There’s a biting, satiric edge, and a visceral anti-racist undertone (shared with Ali: Fear Eats The Soul, the only other Fassbinder I’m familiar with), but it’s kind of a slog. A repeated visual theme – a couple (by the end of the film, nearly every permutation has been included) walking through the courtyard to the sounds of a stately piano, like they’re walking down the aisle or in some sort of ritual procession, helps break up the minimalist tedium – but it’s a suffocating vision of insularity, xenophobia, sexism, casual violence, and economic malaise. I admired the film but I didn’t enjoy it.

The plot, such as it is, can be summarized very quickly. A group of young Germans, with little to do, no jobs, and not much hope, hang out and talk shit about each other. They are frustrated economically and sexually – the film definitely implies these two things are related on a fundamental level.

Their aspirations are minor: a quick buck, the promise of an acting career based on a photo shoot, a marriage or, failing that, some affection. In their restless ennui, they pass the time by passing judgment on each other, and each one is a hypocrite: the girl who trades sex for “gifts” of money is scorned, for instance, while it’s implied one of the tough guys is doing the same for out-of-town men. Each of them looks for any opportunity to distinguish and elevate their own compromises under oppressive conditions from those of the others.

Satire or not, these are unpleasant folks to be around.

Eventually, one of the residents takes in a lodger, a Greek laborer (played by Fassbinder), and the gossip shifts into high gear. The logic of the film’s structure indicates that all the simmering resentment that had previously circulated through the group now has an external outlet in this simple, uncomprehending Other. He sleeps naked! He is “better built,” as his unwitting roommate puts it! (How so, someone asks? “His dick,” he answers, as though what he meant wasn’t clear already.) He’s a cunning communist! He assaults German women, maybe!

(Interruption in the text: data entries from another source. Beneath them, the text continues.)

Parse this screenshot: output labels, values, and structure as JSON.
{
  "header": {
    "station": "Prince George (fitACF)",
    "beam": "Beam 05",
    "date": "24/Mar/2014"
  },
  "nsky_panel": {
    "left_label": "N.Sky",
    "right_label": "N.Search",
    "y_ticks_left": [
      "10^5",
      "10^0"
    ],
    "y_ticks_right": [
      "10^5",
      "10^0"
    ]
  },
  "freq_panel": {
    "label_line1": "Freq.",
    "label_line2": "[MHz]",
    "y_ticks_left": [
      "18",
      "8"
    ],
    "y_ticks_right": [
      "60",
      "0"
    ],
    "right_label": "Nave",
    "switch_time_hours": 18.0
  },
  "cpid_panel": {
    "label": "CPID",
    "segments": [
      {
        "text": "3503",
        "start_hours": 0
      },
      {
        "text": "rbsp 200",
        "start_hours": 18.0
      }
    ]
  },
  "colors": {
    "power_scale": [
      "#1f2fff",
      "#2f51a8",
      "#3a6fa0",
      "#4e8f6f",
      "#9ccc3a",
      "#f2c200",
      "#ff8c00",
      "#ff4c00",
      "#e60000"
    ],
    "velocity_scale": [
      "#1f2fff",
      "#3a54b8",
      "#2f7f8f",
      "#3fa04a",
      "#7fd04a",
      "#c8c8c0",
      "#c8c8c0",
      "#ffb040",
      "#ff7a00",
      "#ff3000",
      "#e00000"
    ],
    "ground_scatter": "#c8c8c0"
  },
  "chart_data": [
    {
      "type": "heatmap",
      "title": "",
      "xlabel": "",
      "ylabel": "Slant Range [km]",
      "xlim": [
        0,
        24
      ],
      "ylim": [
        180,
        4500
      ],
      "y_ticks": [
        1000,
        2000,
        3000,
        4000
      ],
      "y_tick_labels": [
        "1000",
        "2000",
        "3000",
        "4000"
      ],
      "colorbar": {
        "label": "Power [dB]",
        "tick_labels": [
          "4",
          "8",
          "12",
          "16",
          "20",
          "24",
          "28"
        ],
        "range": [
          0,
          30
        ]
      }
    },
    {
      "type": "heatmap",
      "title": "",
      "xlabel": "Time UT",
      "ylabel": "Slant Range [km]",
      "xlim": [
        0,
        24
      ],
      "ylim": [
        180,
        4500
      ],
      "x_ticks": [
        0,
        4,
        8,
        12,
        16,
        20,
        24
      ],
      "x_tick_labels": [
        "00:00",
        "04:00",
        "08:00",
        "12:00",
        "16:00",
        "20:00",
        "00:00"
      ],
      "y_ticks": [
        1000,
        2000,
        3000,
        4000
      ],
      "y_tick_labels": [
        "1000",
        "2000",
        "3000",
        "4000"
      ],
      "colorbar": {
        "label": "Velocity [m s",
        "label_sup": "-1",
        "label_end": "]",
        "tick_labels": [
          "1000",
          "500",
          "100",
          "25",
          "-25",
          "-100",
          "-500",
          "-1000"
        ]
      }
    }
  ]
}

These allegations also sit right alongside their opposites – that Greeks don’t bathe and are undesirable, that he doesn’t have a thought in his head, and so forth. Since all these characters do is talk, his lack of German fluency renders him a cipher, and they can make of him whatever their free-floating resentment requires.

It culminates, as you’d expect, in an act of violence. But nothing much changes. In fact, Fassbinder’s final fuck-you gesture in Katzelmacher (“Cat fucker,” incidentally, which Wikipedia informs me is pejorative Bavarian slang for foreign workers) is to close on a note rendering even that violence perfunctory and meaningless.

Aside from the one character making money from renting rooms, these people are not economic agents in their own lives – they just sort of inhabit a world where things happen which they can’t control, and even scapegoating and violence do nothing but underline their powerlessness. All that’s left is to stew about it, try to find someone, close at hand, to blame, and talk shit on an apartment stoop, and dream of an escape that no one really thinks is coming.